官能小説(オリジナル18禁小説)
- Re: 貴方だって、愛してる【3/14更新&ホワイトデー小話】 ( No.18 )
- 日時: 2016/03/20 16:29
- 名前: ねむねむ
2、解放
なごやかな雰囲気で、会食は進んだ。皆が日本酒やワインを口に運ぶ中、彩希1人が、ウーロン茶を飲んでいた。
「いやぁ、君のような青年と娘が結婚できるなんて…親としても誇らしいよ。」
酔いが廻っているのか、彩希の父親の顔は赤らみ、実に饒舌になっていた。それは横に座る父も同じのようで、普段は寡黙な癖ににこやかな笑みを浮かべていた。

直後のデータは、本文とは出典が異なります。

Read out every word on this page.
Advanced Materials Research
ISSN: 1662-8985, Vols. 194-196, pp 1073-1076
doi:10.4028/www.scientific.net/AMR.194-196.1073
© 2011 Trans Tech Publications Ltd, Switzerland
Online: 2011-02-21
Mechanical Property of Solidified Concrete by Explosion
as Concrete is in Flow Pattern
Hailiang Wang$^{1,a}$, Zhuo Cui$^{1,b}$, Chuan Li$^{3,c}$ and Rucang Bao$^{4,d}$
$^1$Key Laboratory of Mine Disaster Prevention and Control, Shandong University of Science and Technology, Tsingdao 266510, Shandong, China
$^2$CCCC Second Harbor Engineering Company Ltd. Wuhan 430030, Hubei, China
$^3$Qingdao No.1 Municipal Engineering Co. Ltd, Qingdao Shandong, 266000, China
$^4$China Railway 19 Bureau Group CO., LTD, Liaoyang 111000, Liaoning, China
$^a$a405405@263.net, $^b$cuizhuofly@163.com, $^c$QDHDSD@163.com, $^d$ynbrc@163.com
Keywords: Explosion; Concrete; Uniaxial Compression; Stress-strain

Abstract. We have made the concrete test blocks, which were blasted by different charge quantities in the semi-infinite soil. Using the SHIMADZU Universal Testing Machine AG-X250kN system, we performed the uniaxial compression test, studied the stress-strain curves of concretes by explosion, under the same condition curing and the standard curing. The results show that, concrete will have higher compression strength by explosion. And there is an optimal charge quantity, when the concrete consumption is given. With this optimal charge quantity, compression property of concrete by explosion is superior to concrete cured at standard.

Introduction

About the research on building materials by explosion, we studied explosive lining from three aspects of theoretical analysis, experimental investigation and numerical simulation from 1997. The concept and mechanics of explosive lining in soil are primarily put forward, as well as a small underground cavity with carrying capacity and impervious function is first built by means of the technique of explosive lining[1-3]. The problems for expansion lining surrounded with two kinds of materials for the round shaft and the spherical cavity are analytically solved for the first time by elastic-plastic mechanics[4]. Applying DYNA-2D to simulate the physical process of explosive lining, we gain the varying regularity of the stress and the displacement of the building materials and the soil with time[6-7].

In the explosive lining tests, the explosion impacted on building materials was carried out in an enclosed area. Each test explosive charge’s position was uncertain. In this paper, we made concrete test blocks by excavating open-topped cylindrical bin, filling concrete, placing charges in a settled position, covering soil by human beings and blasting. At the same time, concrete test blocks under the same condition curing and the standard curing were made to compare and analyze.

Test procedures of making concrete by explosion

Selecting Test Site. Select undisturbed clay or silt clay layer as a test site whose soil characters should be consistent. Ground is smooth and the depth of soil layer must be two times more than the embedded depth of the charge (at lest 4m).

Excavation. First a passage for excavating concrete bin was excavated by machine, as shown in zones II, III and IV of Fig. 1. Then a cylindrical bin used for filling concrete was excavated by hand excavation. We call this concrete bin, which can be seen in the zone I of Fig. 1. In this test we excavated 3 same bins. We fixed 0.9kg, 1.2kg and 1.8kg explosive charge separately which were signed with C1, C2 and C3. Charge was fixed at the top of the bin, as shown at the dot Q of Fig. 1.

「それは、こちらもですよ。ずいぶんと綺麗なお嬢さんではないですか。気立ても良さそうで。なぁ、将生。」
ワインを傾けながら頷いて、
「えぇ、本当ですよ。優しくて、可愛らしい…俺の自慢の彼女ですから。」
彩希は心の中で「嘘を吐くな」と、そう言っているに違いない。
〜〜〜
「それじゃあ、俺達はここで。」
夜の9時を回ったところで、彩希と連れ立って席を立った。双方の両親ともホテルのフロントで別れた。
「全然お酒飲まなかったね。苦手なの?」
「はい…結構弱くて……」
「そう。じゃあ部屋に行こうか。予約取ってあるから。」
もう、猫を被る必要は無くなった。
彩希は母親似で、性格はどちらにも似ていない。兄は獣医。昔から彩希は体が弱く、外で遊んだり友達を作ったりするのは苦手だった。
それが今日の会食で分かったことだった。
そんな、病弱な彼女の腰に手をまわすと、確かにほっそりとしていて、少し力を入れれば簡単に折れてしまいそうだった。
「素敵な部屋ね…綺麗……」
これから何をするか分かっているのに話題をそらしたいのか、あえて関係のない話をする。彩希は窓辺に立って、こちらを振り向いた。
あぁ、もうダメだ……
衝動に駆られるようにそのまま歩み寄り、強く強く抱きしめた。会食の時からずっと、そうしたかった。その遠慮がちで細い体を力の限り抱きしめたいと、切望していた。
「将生、さん…痛いです……」
仕方なしに離れて、立ち尽くす彼女の前でベッドに座る。